Digital twin technology removes two roadblocks for developers working on IoT projects–speed and complexity. The technology insulates back-end developers from complexity in edge computing development, which requires knowledge of embedded programming and specialized communication protocols. And similar to mobile application development, IoT platforms that support digital twins provide the “core plumbing” to connect, secure and manage devices and quickly stand up connected products. Using an IoT platform that supports digital twin technology reduces the need for highly specialized device developers.
“The digital twin creates a nice abstraction mechanism for these developers,” Forrester Vice President and Principal Analyst Jeffrey Hammond, who himself has two decades of development experience, said in an interview. “It allows each developer to do the work they want to do without having to worry about the entire system.”
Connected-product development is difficult because it requires the convergence of two different development spheres.
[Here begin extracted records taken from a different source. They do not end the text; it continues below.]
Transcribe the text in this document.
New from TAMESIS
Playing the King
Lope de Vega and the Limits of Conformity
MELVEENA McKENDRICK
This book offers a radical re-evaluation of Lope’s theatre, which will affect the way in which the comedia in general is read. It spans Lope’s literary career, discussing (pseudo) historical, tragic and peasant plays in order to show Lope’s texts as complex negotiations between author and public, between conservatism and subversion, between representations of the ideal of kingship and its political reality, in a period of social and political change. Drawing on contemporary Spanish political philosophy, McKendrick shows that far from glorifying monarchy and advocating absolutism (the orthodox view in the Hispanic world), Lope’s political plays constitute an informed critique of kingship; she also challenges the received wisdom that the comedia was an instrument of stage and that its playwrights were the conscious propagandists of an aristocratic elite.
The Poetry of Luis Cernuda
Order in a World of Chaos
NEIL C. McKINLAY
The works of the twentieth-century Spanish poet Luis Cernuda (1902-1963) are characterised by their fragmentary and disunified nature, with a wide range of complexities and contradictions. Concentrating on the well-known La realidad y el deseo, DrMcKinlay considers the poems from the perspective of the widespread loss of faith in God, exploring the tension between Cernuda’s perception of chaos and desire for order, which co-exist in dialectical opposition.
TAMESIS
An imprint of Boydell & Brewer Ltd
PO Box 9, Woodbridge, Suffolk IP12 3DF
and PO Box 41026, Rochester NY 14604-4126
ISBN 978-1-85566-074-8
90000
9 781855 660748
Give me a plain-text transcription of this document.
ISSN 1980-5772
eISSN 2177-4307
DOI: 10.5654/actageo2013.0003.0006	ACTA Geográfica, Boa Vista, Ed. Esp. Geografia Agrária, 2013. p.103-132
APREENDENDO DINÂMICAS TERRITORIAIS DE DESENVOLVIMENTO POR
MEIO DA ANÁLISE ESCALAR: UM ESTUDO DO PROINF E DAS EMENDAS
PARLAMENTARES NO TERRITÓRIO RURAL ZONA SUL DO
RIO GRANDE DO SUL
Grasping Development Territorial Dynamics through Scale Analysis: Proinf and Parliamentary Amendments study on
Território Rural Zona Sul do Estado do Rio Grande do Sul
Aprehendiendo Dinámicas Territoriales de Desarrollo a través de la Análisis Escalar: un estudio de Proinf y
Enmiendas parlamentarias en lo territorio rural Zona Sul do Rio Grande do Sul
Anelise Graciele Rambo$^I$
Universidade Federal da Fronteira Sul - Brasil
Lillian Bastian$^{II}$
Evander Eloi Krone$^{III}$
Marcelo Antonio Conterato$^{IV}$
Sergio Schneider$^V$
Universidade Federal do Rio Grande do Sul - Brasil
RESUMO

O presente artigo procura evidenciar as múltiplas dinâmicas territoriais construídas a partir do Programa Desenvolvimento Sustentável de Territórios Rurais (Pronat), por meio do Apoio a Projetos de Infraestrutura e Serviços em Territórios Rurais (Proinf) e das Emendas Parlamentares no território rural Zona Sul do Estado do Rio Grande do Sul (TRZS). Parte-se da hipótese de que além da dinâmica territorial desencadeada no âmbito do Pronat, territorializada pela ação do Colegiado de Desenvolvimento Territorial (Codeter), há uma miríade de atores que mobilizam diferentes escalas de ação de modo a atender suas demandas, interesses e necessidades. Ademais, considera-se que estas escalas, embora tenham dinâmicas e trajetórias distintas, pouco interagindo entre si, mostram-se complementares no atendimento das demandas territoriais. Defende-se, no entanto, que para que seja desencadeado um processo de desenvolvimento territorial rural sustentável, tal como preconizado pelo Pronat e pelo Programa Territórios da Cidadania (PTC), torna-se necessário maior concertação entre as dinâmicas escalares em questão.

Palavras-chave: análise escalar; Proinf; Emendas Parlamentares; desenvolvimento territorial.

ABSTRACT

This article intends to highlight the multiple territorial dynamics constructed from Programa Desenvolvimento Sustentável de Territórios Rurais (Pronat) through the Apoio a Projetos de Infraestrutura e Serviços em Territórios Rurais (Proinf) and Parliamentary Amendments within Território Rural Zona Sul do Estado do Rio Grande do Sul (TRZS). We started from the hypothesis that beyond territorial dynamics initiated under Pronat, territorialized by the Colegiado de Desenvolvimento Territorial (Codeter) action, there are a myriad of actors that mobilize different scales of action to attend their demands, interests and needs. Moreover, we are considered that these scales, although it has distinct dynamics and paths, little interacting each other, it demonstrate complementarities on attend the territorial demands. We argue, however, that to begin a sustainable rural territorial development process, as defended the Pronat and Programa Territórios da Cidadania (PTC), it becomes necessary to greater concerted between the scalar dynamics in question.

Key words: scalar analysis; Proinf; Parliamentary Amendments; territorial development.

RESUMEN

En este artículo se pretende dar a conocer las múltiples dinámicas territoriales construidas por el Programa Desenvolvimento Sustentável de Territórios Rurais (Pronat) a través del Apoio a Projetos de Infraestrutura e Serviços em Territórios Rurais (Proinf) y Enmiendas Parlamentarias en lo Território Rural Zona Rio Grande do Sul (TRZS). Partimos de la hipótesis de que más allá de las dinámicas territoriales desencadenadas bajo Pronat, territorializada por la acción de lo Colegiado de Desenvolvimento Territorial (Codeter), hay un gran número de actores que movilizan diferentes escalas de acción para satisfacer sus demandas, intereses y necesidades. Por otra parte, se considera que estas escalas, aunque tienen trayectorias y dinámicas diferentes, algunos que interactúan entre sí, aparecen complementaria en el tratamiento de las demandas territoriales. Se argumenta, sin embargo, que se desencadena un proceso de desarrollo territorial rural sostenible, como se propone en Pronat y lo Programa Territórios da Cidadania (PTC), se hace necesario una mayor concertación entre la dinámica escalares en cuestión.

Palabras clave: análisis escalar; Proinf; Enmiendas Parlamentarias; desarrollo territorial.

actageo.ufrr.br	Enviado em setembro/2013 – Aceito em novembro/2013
Developers working on front-end systems—devices at the network’s edge—have expertise in embedded hardware and specialized communication protocols, and have traditionally been focused on operational efficiency. Back-end developers, on the other hand, focus on integration and analysis of data to render it in a consumable format that provides insight to the business.
The digital twin is an instantiation of a real, physical object in an abstracted, digital form that acts as a proxy for all communication to an actual device, according to the report, “The Digital Twin Accelerates IoT Development.” IoT platforms with frameworks that include digital twin technology provide several benefits. These include detection of intermittent device connectivity, the ability to manage over-the-air device updates and reboots, built-in support for IoT protocols that automatically generate APIs and support for emerging de facto standards, acting as an anchor for thing-specific algorithms for asset optimization and integration, and the ability to abstract automation topologies to speed the response of analysis.
Researchers highlight capabilities in seven platforms that support variations of a digital twin concept: AWS IoT, C3 IoT, IBM Watson IoT, GE Predix, Microsoft’s Azure Service Fabric, PTC’s ThingWorx, and SAP IoT Application Enablement.
Hammond sees adoption of these platforms falling into two categories. For industrial IoT, customers are looking to their “incumbents,” like SAP, GE, and Microsoft. For connected devices, companies like C3 IoT and Amazon are leading the way.
As such, interoperability among these platforms will be extremely important, as the asset-intensive industries won’t buy everything from one vendor, Hammond said.
Even with the technology to empower it, bringing the two groups of developers together will be a challenge. As such, Hammond is seeing digital specialists and design agencies that spearheaded mobile application development efforts taking similar roles in IoT development.
“In organizations that do it well, most of the time it’s [led by] the digital organization, who might be reporting into the marketing organization or operations,” he said. “And as business cases get more complex, the digital group and operations organization will need to work together.”